Bu önemli gün, engelli bireylerin yalnızca fiziksel değil aynı zamanda toplumsal, ekonomik ve zihinsel birçok engelle mücadele ettiğini gözler önüne serer. Günlük yaşamda karşılaşılan en temel zorluk, binalardan toplu taşımaya kadar uzanan erişilebilirlik (ulaşılabilirlik) sorunlarıdır. Bu durum, engelli rampalarının eksikliğinden internet sitelerinin erişilebilir olmamasına kadar geniş bir alanı kapsar. Eğitim hayatında ise, okulların yeterince kapsayıcı olmaması ve özel eğitim materyallerinin yetersizliği nedeniyle fırsat eşitsizliği yaşanır. Belki de en yıkıcı zorluk, iş gücü piyasasında yaşanan ayrımcılık ve istihdam sorunlarıdır. Bu durum, ekonomik bağımsızlıklarını kısıtlayarak onları toplumsal yaşama tam katılımda yetersiz bırakır. Tüm bu somut engellere ek olarak; toplumsal ön yargılar, acıma duygusu ve dışlanma, engelli bireylerin ruh sağlığını olumsuz etkileyen ve onların tam olarak kabul edilmesini engelleyen en derin zorluklardır.
Birçok ülkede olduğu gibi Türkiye’de de engelli bireylerin yaşam koşullarını iyileştirmek adına çeşitli yasal düzenlemeler yapılmıştır. Ancak yasalar tek başına yeterli değildir, asıl önemli olan toplumsal bilinçtir. İnsanların, engelli bireyleri bir “kusur” olarak değil, yaşamın doğal bir parçası olarak görmesi gerekir. Bir kaldırım rampası yapılmadığında, bir asansör bozuk bırakıldığında ya da iş yerinde erişilebilir tuvalet bulunmadığında aslında engelli bireyler değil, toplum engelli hale gelir. Çünkü bir toplumun gelişmişliği, en zayıf halkasına nasıl davrandığıyla ölçülür.
Engellilik; bir eksiklik değil, farklı bir yetenektir. Onlar, engelleri aşmak için harcadıkları çabayla, sabrın ve direncin anlamını tüm topluma öğreten birer hayat öğretmenidir.
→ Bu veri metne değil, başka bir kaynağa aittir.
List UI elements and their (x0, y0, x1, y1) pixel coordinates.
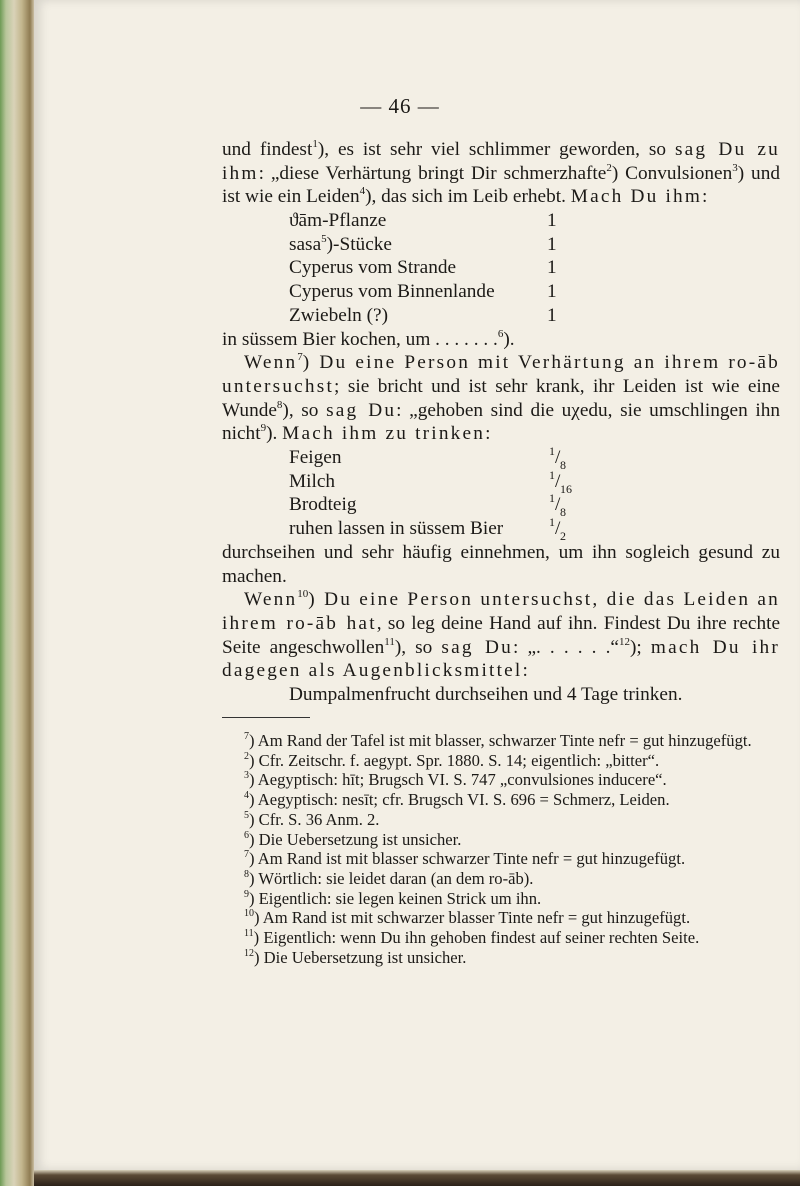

3 Aralık, aynı zamanda empati kurma günüdür. Gözlerimizi bir günlüğüne kapatmayı, sessizliği dinlemeyi ya da bir koltuk değneğiyle yürümeyi hayal ettiğimizde engelli bireylerin günlük yaşamda karşılaştıkları zorlukları daha iyi anlayabiliriz. Ancak empati, sadece hissetmekle sınırlı kalmamalıdır davranışa da dönüşmelidir. Bir engelli bireyin topluma katılımını kolaylaştıracak her adım, aslında insanlığın ortak vicdanını güçlendirir.
3 Aralık'ta vereceğimiz en güçlü mesaj şudur: Kalbimizdeki engelleri kaldıralım. Ön yargılarımızı, acıma duygumuzu ve en önemlisi görmezden gelme alışkanlığımızı bir kenara bırakalım. Engelli vatandaşlarımızın sesi olmaya değil, onların seslerini tam olarak duyurabilecekleri bir platform sağlamaya odaklanalım.
3 Aralık Dünya Engelliler Günü Kutlu Olsun!